夕暮れ時、ガス灯の青白い炎が壁を這う影を長く伸ばす中で、私は一人、交換機の前に残った。無数のプラグが抜き差しされるたびに、カチリ、カチリという硬質な音が響く。それは、これまで人類が耐え忍んできた「沈黙の時間」を、一枚ずつ丁寧に剥ぎ取っていく音のように聞こえた。
窓の外を見下ろせば、夕闇に包まれつつあるニューヘイブンの街並みが広がっている。家々の煙突からは石炭の煙が立ち上り、人々は相変わらず厚いコートの襟を立てて、足早に家路を急いでいる。しかし、彼らはまだ気づいていない。この壁の向こう側で、人間の声が肉体を離れ、重力を失い、光に近い速度で街を縦横無尽に駆け巡り始めていることに。
私たちは今日、孤独という名の壁に、取り返しのつかない風穴を開けてしまったのだ。この不恰好な木の板と銅線の塊は、やがて大陸を越え、海を越え、世界中を網羅する巨大な知性の網へと増殖していくだろう。
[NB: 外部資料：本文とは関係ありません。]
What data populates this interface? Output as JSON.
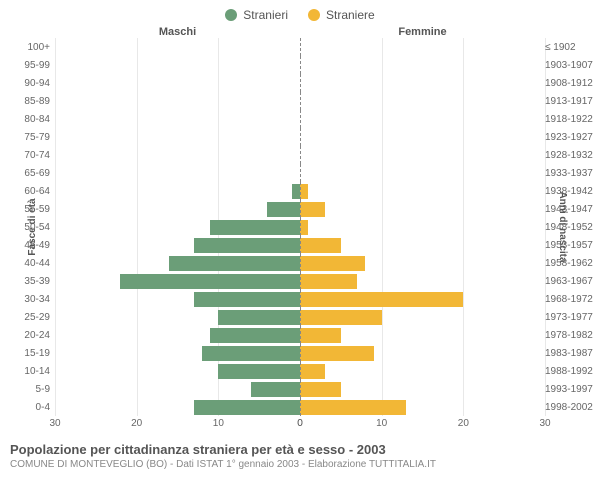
{
  "legend": {
    "male": {
      "label": "Stranieri",
      "color": "#6b9e78"
    },
    "female": {
      "label": "Straniere",
      "color": "#f2b736"
    }
  },
  "headers": {
    "left": "Maschi",
    "right": "Femmine"
  },
  "axis_labels": {
    "left": "Fasce di età",
    "right": "Anni di nascita"
  },
  "chart": {
    "type": "population-pyramid",
    "x_max": 30,
    "x_ticks": [
      0,
      10,
      20,
      30
    ],
    "bar_color_male": "#6b9e78",
    "bar_color_female": "#f2b736",
    "grid_color": "#e8e8e8",
    "background_color": "#ffffff",
    "center_line_color": "#888888",
    "rows": [
      {
        "age": "100+",
        "birth": "≤ 1902",
        "m": 0,
        "f": 0
      },
      {
        "age": "95-99",
        "birth": "1903-1907",
        "m": 0,
        "f": 0
      },
      {
        "age": "90-94",
        "birth": "1908-1912",
        "m": 0,
        "f": 0
      },
      {
        "age": "85-89",
        "birth": "1913-1917",
        "m": 0,
        "f": 0
      },
      {
        "age": "80-84",
        "birth": "1918-1922",
        "m": 0,
        "f": 0
      },
      {
        "age": "75-79",
        "birth": "1923-1927",
        "m": 0,
        "f": 0
      },
      {
        "age": "70-74",
        "birth": "1928-1932",
        "m": 0,
        "f": 0
      },
      {
        "age": "65-69",
        "birth": "1933-1937",
        "m": 0,
        "f": 0
      },
      {
        "age": "60-64",
        "birth": "1938-1942",
        "m": 1,
        "f": 1
      },
      {
        "age": "55-59",
        "birth": "1943-1947",
        "m": 4,
        "f": 3
      },
      {
        "age": "50-54",
        "birth": "1948-1952",
        "m": 11,
        "f": 1
      },
      {
        "age": "45-49",
        "birth": "1953-1957",
        "m": 13,
        "f": 5
      },
      {
        "age": "40-44",
        "birth": "1958-1962",
        "m": 16,
        "f": 8
      },
      {
        "age": "35-39",
        "birth": "1963-1967",
        "m": 22,
        "f": 7
      },
      {
        "age": "30-34",
        "birth": "1968-1972",
        "m": 13,
        "f": 20
      },
      {
        "age": "25-29",
        "birth": "1973-1977",
        "m": 10,
        "f": 10
      },
      {
        "age": "20-24",
        "birth": "1978-1982",
        "m": 11,
        "f": 5
      },
      {
        "age": "15-19",
        "birth": "1983-1987",
        "m": 12,
        "f": 9
      },
      {
        "age": "10-14",
        "birth": "1988-1992",
        "m": 10,
        "f": 3
      },
      {
        "age": "5-9",
        "birth": "1993-1997",
        "m": 6,
        "f": 5
      },
      {
        "age": "0-4",
        "birth": "1998-2002",
        "m": 13,
        "f": 13
      }
    ]
  },
  "footer": {
    "title": "Popolazione per cittadinanza straniera per età e sesso - 2003",
    "subtitle": "COMUNE DI MONTEVEGLIO (BO) - Dati ISTAT 1° gennaio 2003 - Elaborazione TUTTITALIA.IT"
  }
}
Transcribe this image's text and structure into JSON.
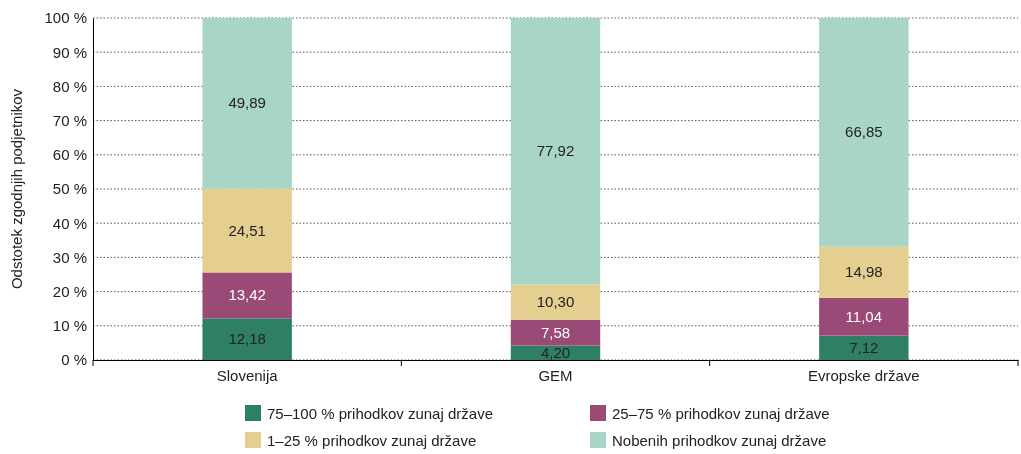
{
  "chart_data": {
    "type": "bar",
    "stacked": true,
    "ylabel": "Odstotek zgodnjih podjetnikov",
    "categories": [
      "Slovenija",
      "GEM",
      "Evropske države"
    ],
    "series": [
      {
        "name": "75–100 % prihodkov zunaj države",
        "color": "#2f7f67",
        "values": [
          12.18,
          4.2,
          7.12
        ],
        "value_labels": [
          "12,18",
          "4,20",
          "7,12"
        ]
      },
      {
        "name": "25–75 % prihodkov zunaj države",
        "color": "#9a4a77",
        "values": [
          13.42,
          7.58,
          11.04
        ],
        "value_labels": [
          "13,42",
          "7,58",
          "11,04"
        ]
      },
      {
        "name": "1–25 % prihodkov zunaj države",
        "color": "#e5cf90",
        "values": [
          24.51,
          10.3,
          14.98
        ],
        "value_labels": [
          "24,51",
          "10,30",
          "14,98"
        ]
      },
      {
        "name": "Nobenih prihodkov zunaj države",
        "color": "#a8d5c5",
        "values": [
          49.89,
          77.92,
          66.85
        ],
        "value_labels": [
          "49,89",
          "77,92",
          "66,85"
        ]
      }
    ],
    "ylim": [
      0,
      100
    ],
    "yticks": [
      {
        "value": 0,
        "label": "0 %"
      },
      {
        "value": 10,
        "label": "10 %"
      },
      {
        "value": 20,
        "label": "20 %"
      },
      {
        "value": 30,
        "label": "30 %"
      },
      {
        "value": 40,
        "label": "40 %"
      },
      {
        "value": 50,
        "label": "50 %"
      },
      {
        "value": 60,
        "label": "60 %"
      },
      {
        "value": 70,
        "label": "70 %"
      },
      {
        "value": 80,
        "label": "80 %"
      },
      {
        "value": 90,
        "label": "90 %"
      },
      {
        "value": 100,
        "label": "100 %"
      }
    ],
    "grid": "y",
    "legend": "bottom"
  }
}
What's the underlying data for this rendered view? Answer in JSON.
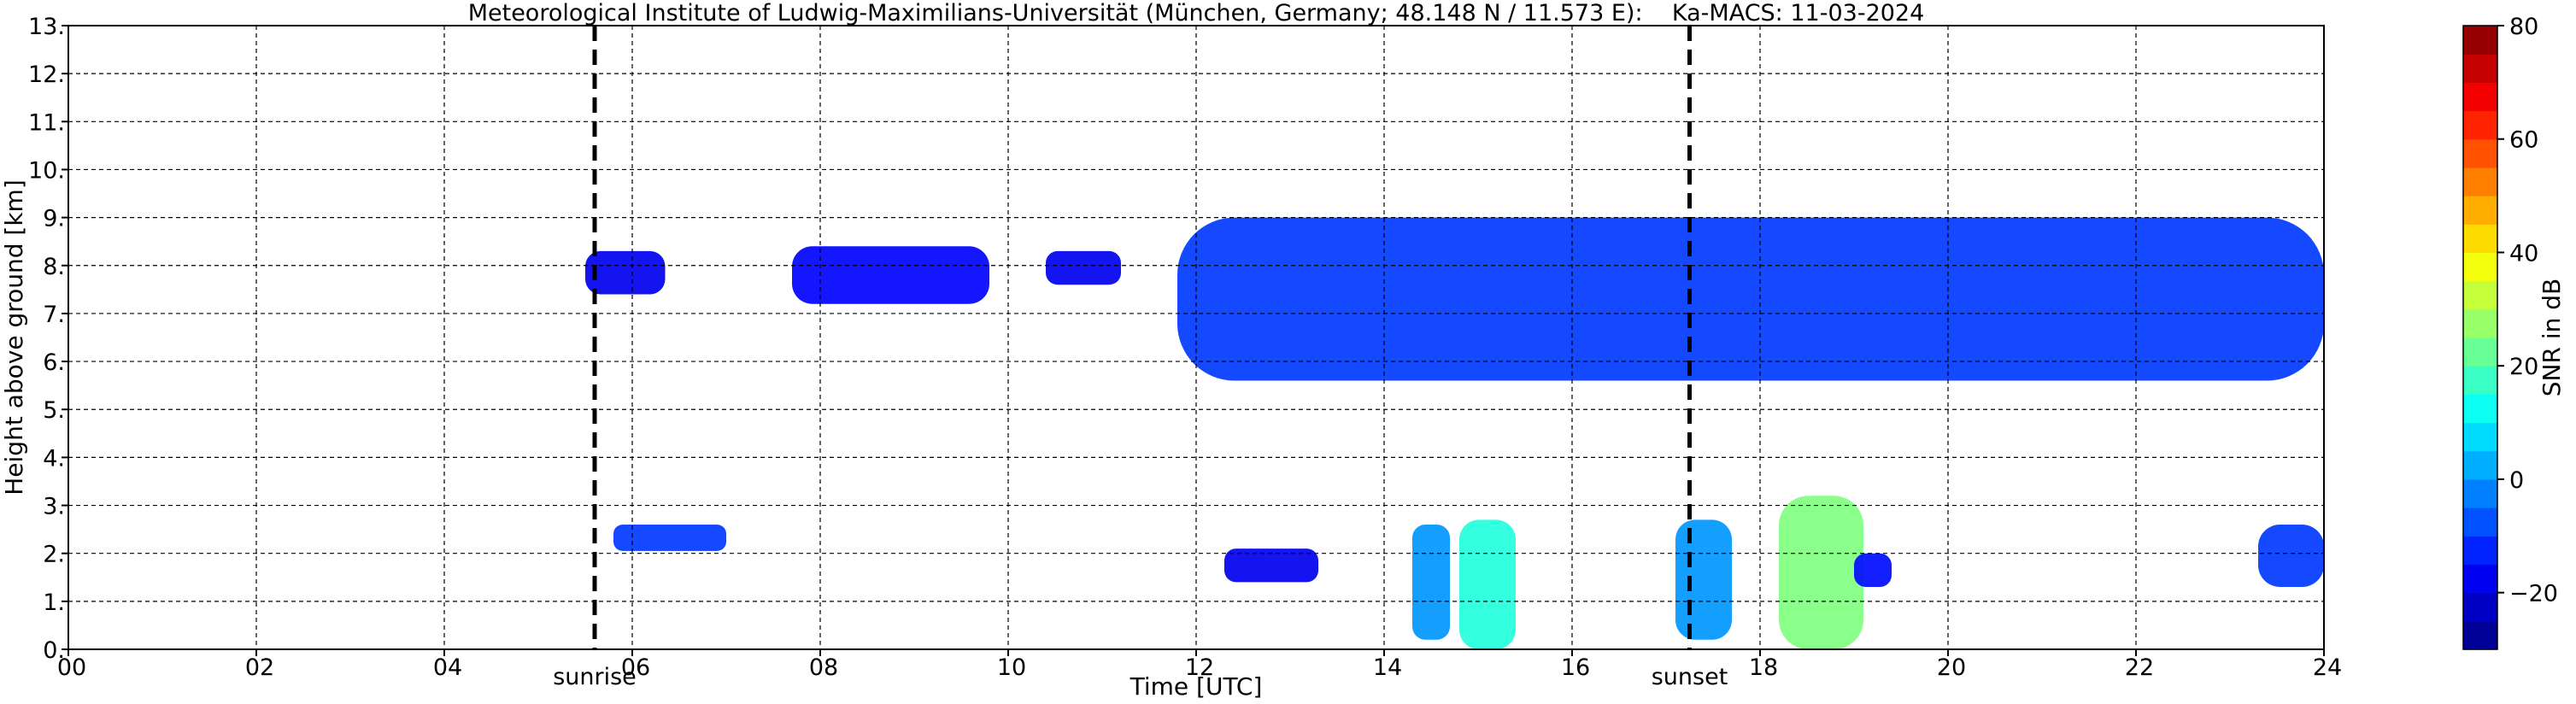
{
  "chart_data": {
    "type": "heatmap",
    "title": "Meteorological Institute of Ludwig-Maximilians-Universität (München, Germany; 48.148 N / 11.573 E):    Ka-MACS: 11-03-2024",
    "xlabel": "Time [UTC]",
    "ylabel": "Height above ground [km]",
    "xlim": [
      0,
      24
    ],
    "ylim": [
      0,
      13
    ],
    "x_ticks": [
      0,
      2,
      4,
      6,
      8,
      10,
      12,
      14,
      16,
      18,
      20,
      22,
      24
    ],
    "x_tick_labels": [
      "00",
      "02",
      "04",
      "06",
      "08",
      "10",
      "12",
      "14",
      "16",
      "18",
      "20",
      "22",
      "24"
    ],
    "y_ticks": [
      0,
      1,
      2,
      3,
      4,
      5,
      6,
      7,
      8,
      9,
      10,
      11,
      12,
      13
    ],
    "y_tick_labels": [
      "0.",
      "1.",
      "2.",
      "3.",
      "4.",
      "5.",
      "6.",
      "7.",
      "8.",
      "9.",
      "10.",
      "11.",
      "12.",
      "13."
    ],
    "grid": true,
    "events": [
      {
        "label": "sunrise",
        "time": 5.6
      },
      {
        "label": "sunset",
        "time": 17.25
      }
    ],
    "colorbar": {
      "label": "SNR in dB",
      "range": [
        -30,
        80
      ],
      "ticks": [
        -20,
        0,
        20,
        40,
        60,
        80
      ],
      "tick_labels": [
        "−20",
        "0",
        "20",
        "40",
        "60",
        "80"
      ],
      "colormap": "jet"
    },
    "echo_regions": [
      {
        "kind": "cirrus",
        "t_start": 5.5,
        "t_end": 6.35,
        "base_km": 7.4,
        "top_km": 8.3,
        "snr_db": -18
      },
      {
        "kind": "cirrus",
        "t_start": 7.7,
        "t_end": 9.8,
        "base_km": 7.2,
        "top_km": 8.4,
        "snr_db": -16
      },
      {
        "kind": "cirrus",
        "t_start": 10.4,
        "t_end": 11.2,
        "base_km": 7.6,
        "top_km": 8.3,
        "snr_db": -18
      },
      {
        "kind": "cirrus",
        "t_start": 11.8,
        "t_end": 24,
        "base_km": 5.6,
        "top_km": 9.0,
        "snr_db": -10
      },
      {
        "kind": "low cloud",
        "t_start": 5.8,
        "t_end": 7.0,
        "base_km": 2.05,
        "top_km": 2.6,
        "snr_db": -10
      },
      {
        "kind": "low cloud",
        "t_start": 12.3,
        "t_end": 13.3,
        "base_km": 1.4,
        "top_km": 2.1,
        "snr_db": -18
      },
      {
        "kind": "precipitation",
        "t_start": 14.3,
        "t_end": 14.7,
        "base_km": 0.2,
        "top_km": 2.6,
        "snr_db": 0
      },
      {
        "kind": "precipitation",
        "t_start": 14.8,
        "t_end": 15.4,
        "base_km": 0.0,
        "top_km": 2.7,
        "snr_db": 15
      },
      {
        "kind": "precipitation",
        "t_start": 17.1,
        "t_end": 17.7,
        "base_km": 0.2,
        "top_km": 2.7,
        "snr_db": 0
      },
      {
        "kind": "precipitation",
        "t_start": 18.2,
        "t_end": 19.1,
        "base_km": 0.0,
        "top_km": 3.2,
        "snr_db": 25
      },
      {
        "kind": "low cloud",
        "t_start": 19.0,
        "t_end": 19.4,
        "base_km": 1.3,
        "top_km": 2.0,
        "snr_db": -15
      },
      {
        "kind": "low cloud",
        "t_start": 23.3,
        "t_end": 24,
        "base_km": 1.3,
        "top_km": 2.6,
        "snr_db": -10
      }
    ]
  }
}
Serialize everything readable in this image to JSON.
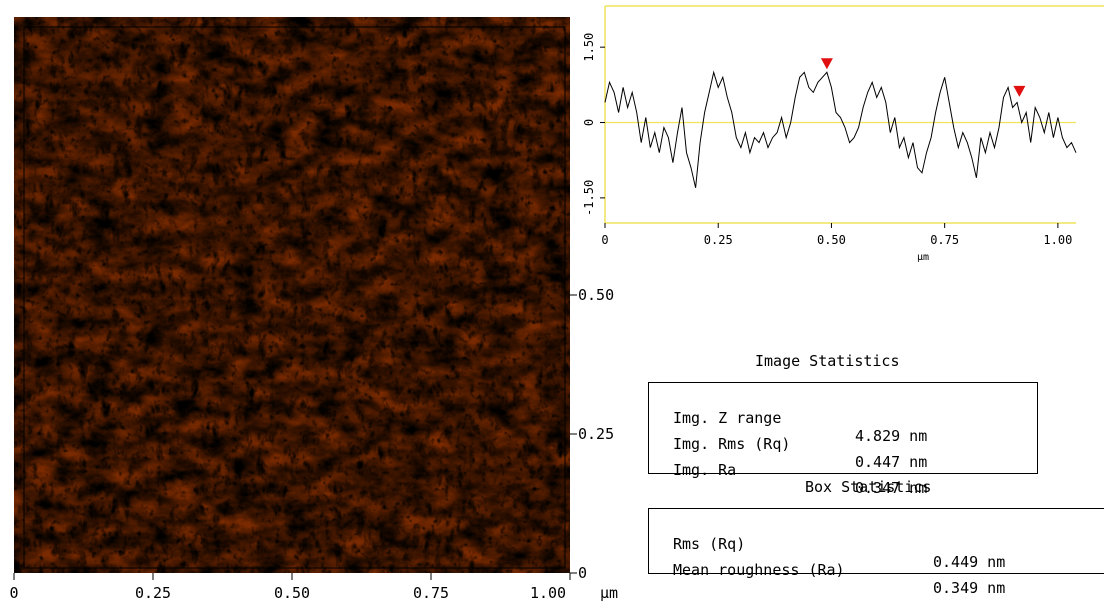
{
  "image_panel": {
    "x_axis_ticks": [
      "0",
      "0.25",
      "0.50",
      "0.75",
      "1.00"
    ],
    "x_axis_unit": "µm",
    "y_axis_ticks": [
      "0",
      "0.25",
      "0.50"
    ],
    "colors": {
      "dark": "#7a2a00",
      "mid": "#b06a0c",
      "bright": "#d2c01c",
      "highlight": "#f0d6a8"
    }
  },
  "chart_data": {
    "type": "line",
    "xlabel": "µm",
    "xlim": [
      0,
      1.04
    ],
    "ylim": [
      -2.0,
      2.2
    ],
    "x_ticks": [
      "0",
      "0.25",
      "0.50",
      "0.75",
      "1.00"
    ],
    "y_ticks": [
      "1.50",
      "0",
      "-1.50"
    ],
    "series": [
      {
        "x": [
          0.0,
          0.01,
          0.02,
          0.03,
          0.04,
          0.05,
          0.06,
          0.07,
          0.08,
          0.09,
          0.1,
          0.11,
          0.12,
          0.13,
          0.14,
          0.15,
          0.16,
          0.17,
          0.18,
          0.19,
          0.2,
          0.21,
          0.22,
          0.23,
          0.24,
          0.25,
          0.26,
          0.27,
          0.28,
          0.29,
          0.3,
          0.31,
          0.32,
          0.33,
          0.34,
          0.35,
          0.36,
          0.37,
          0.38,
          0.39,
          0.4,
          0.41,
          0.42,
          0.43,
          0.44,
          0.45,
          0.46,
          0.47,
          0.48,
          0.49,
          0.5,
          0.51,
          0.52,
          0.53,
          0.54,
          0.55,
          0.56,
          0.57,
          0.58,
          0.59,
          0.6,
          0.61,
          0.62,
          0.63,
          0.64,
          0.65,
          0.66,
          0.67,
          0.68,
          0.69,
          0.7,
          0.71,
          0.72,
          0.73,
          0.74,
          0.75,
          0.76,
          0.77,
          0.78,
          0.79,
          0.8,
          0.81,
          0.82,
          0.83,
          0.84,
          0.85,
          0.86,
          0.87,
          0.88,
          0.89,
          0.9,
          0.91,
          0.92,
          0.93,
          0.94,
          0.95,
          0.96,
          0.97,
          0.98,
          0.99,
          1.0,
          1.01,
          1.02,
          1.03,
          1.04
        ],
        "y": [
          0.4,
          0.8,
          0.6,
          0.2,
          0.7,
          0.3,
          0.6,
          0.2,
          -0.4,
          0.1,
          -0.5,
          -0.2,
          -0.6,
          -0.1,
          -0.3,
          -0.8,
          -0.2,
          0.3,
          -0.6,
          -0.9,
          -1.3,
          -0.4,
          0.2,
          0.6,
          1.0,
          0.7,
          0.9,
          0.5,
          0.2,
          -0.3,
          -0.5,
          -0.2,
          -0.6,
          -0.3,
          -0.4,
          -0.2,
          -0.5,
          -0.3,
          -0.2,
          0.1,
          -0.3,
          0.0,
          0.5,
          0.9,
          1.0,
          0.7,
          0.6,
          0.8,
          0.9,
          1.0,
          0.7,
          0.2,
          0.1,
          -0.1,
          -0.4,
          -0.3,
          -0.1,
          0.3,
          0.6,
          0.8,
          0.5,
          0.7,
          0.4,
          -0.2,
          0.1,
          -0.5,
          -0.3,
          -0.7,
          -0.4,
          -0.9,
          -1.0,
          -0.6,
          -0.3,
          0.2,
          0.6,
          0.9,
          0.4,
          -0.1,
          -0.5,
          -0.2,
          -0.4,
          -0.7,
          -1.1,
          -0.3,
          -0.6,
          -0.2,
          -0.5,
          -0.1,
          0.5,
          0.7,
          0.3,
          0.4,
          0.0,
          0.2,
          -0.4,
          0.3,
          0.1,
          -0.2,
          0.2,
          -0.3,
          0.1,
          -0.3,
          -0.5,
          -0.4,
          -0.6
        ]
      }
    ],
    "markers": [
      {
        "x": 0.49,
        "y": 1.0
      },
      {
        "x": 0.915,
        "y": 0.45
      }
    ],
    "colors": {
      "line": "#000000",
      "zero_line": "#f0e45a",
      "marker": "#e01010",
      "frame": "#f0e45a"
    }
  },
  "image_statistics": {
    "title": "Image Statistics",
    "rows": [
      {
        "label": "Img. Z range",
        "value": "4.829 nm"
      },
      {
        "label": "Img. Rms (Rq)",
        "value": "0.447 nm"
      },
      {
        "label": "Img. Ra",
        "value": "0.347 nm"
      }
    ]
  },
  "box_statistics": {
    "title": "Box Statistics",
    "rows": [
      {
        "label": "Rms (Rq)",
        "value": "0.449 nm"
      },
      {
        "label": "Mean roughness (Ra)",
        "value": "0.349 nm"
      }
    ]
  }
}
耳を澄ませば、銅線の微かな唸りの中に、遠く離れた誰かの笑い声や、焦燥を含んだ吐息が混じっているような錯覚に陥る。言葉が空間を飛び越え、魂の一部が電線を通じて触れ合う。この震えるような驚きと、どこか恐ろしさすら感じさせる断絶の解消を、後世の人々は当然の権利として享受するのだろうか。インクが乾き、ペンを置く今も、私の耳の奥では、世界が新しく繋がり始めたあのカチリという音が鳴り止まない。
1878年1月28日:コネチカット州ニューヘイブンにて、ジョージ・ウィラード・ロイ、ルイス・フロスト、ウォルター・ルイスの3人によって、世界初の商業用電話交換局「コネチカット・ディストリクト・テレフォン・カンパニー」が開設された。当初の加入者は21名で、同局が発行した世界初の電話帳には氏名のみが記載され、電話番号はまだ存在していなかった。